На углу они все разошлись в разные стороны и долго путали следы, желая сбить с толку шпиков, уверенные, что те следят за ними.

Заметив слежку за квартирой Солдатова, компания стала собираться у «графа», в его романтическом «палаццо», в пустынной комнате с венецианскими окнами. В эту комнату собирались они уже для более серьезного чтения, руководить которым приходил тот самый Александр Иваныч, «террорист», с которым они познакомились у Филадельфова.

Чтения у «графа» происходили раз в неделю.

«Террорист» был знатоком политической экономии, начетчиком этой науки, знал ее досконально, бесконечно разбираясь в сложных нитях форм ценности и терпеливо стараясь втолковать слушателям хотя бы прибавочную стоимость. Но тяжелый научный язык, состоявший наполовину из иностранных слов, трудно давался: «Александр» останавливался по нескольку раз на странице для длинных объяснений, разговоров и споров, в этих-то отступлениях от чтения и заключалось самое интересное.

Иногда бывали у Филадельфова, но там не происходило чтений: ребята слушали его блестящие импровизации и в конце концов догадались, что это были его лекции для них.

Знакомство с Филадельфовым открыло им двери на общие собрания молодежи, где можно было встретить много молодых людей из других учебных заведений, в том числе и бывших студентов.

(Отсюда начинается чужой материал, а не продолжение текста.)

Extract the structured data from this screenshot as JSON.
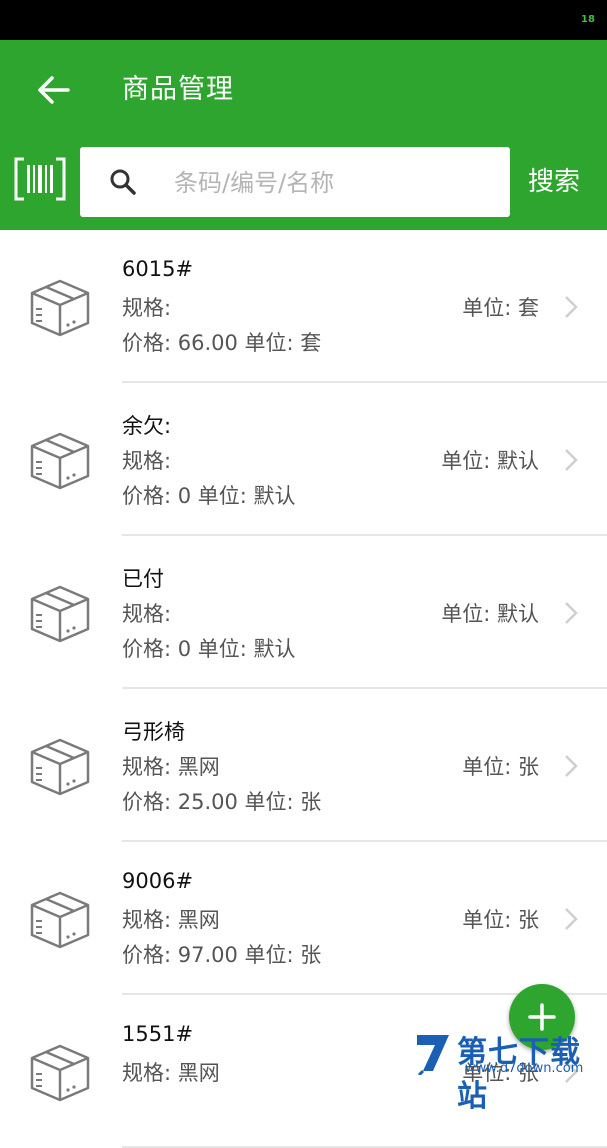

Довольно часто в течение зимы устраивались многолюдные вечеринки с буфетом и танцами, с литературно-вокальным отделением. Вход на такие вечеринки был платный. Устраивались они в чьей-нибудь большой квартире, которую иногда просто снимали на один вечер. На таких вечерах было шумно, людно, весело. Пели хором излюбленные песни: «Сижу за решеткой» или «Затрубила труба» и прочее. Песни большей частью были невеселые, иногда жуткие, но настроение всегда приподнятое. Декламировали революционные стихи вроде знаменитого «Белого покрывала». Все это настраивало на героический тон. Почти всегда делали сбор денег «на заключенных» или «ссыльных».

«Тройка» окунулась в жизнь довольно шумную и деятельную. Иногда бывали в театре на все еще продолжавшихся гастролях Андреева-Бурлака. Домашняя жизнь по-прежнему наполнялась общим чтением в прежнем духе, кроме того, выпущен был второй номер ученического подпольного журнала.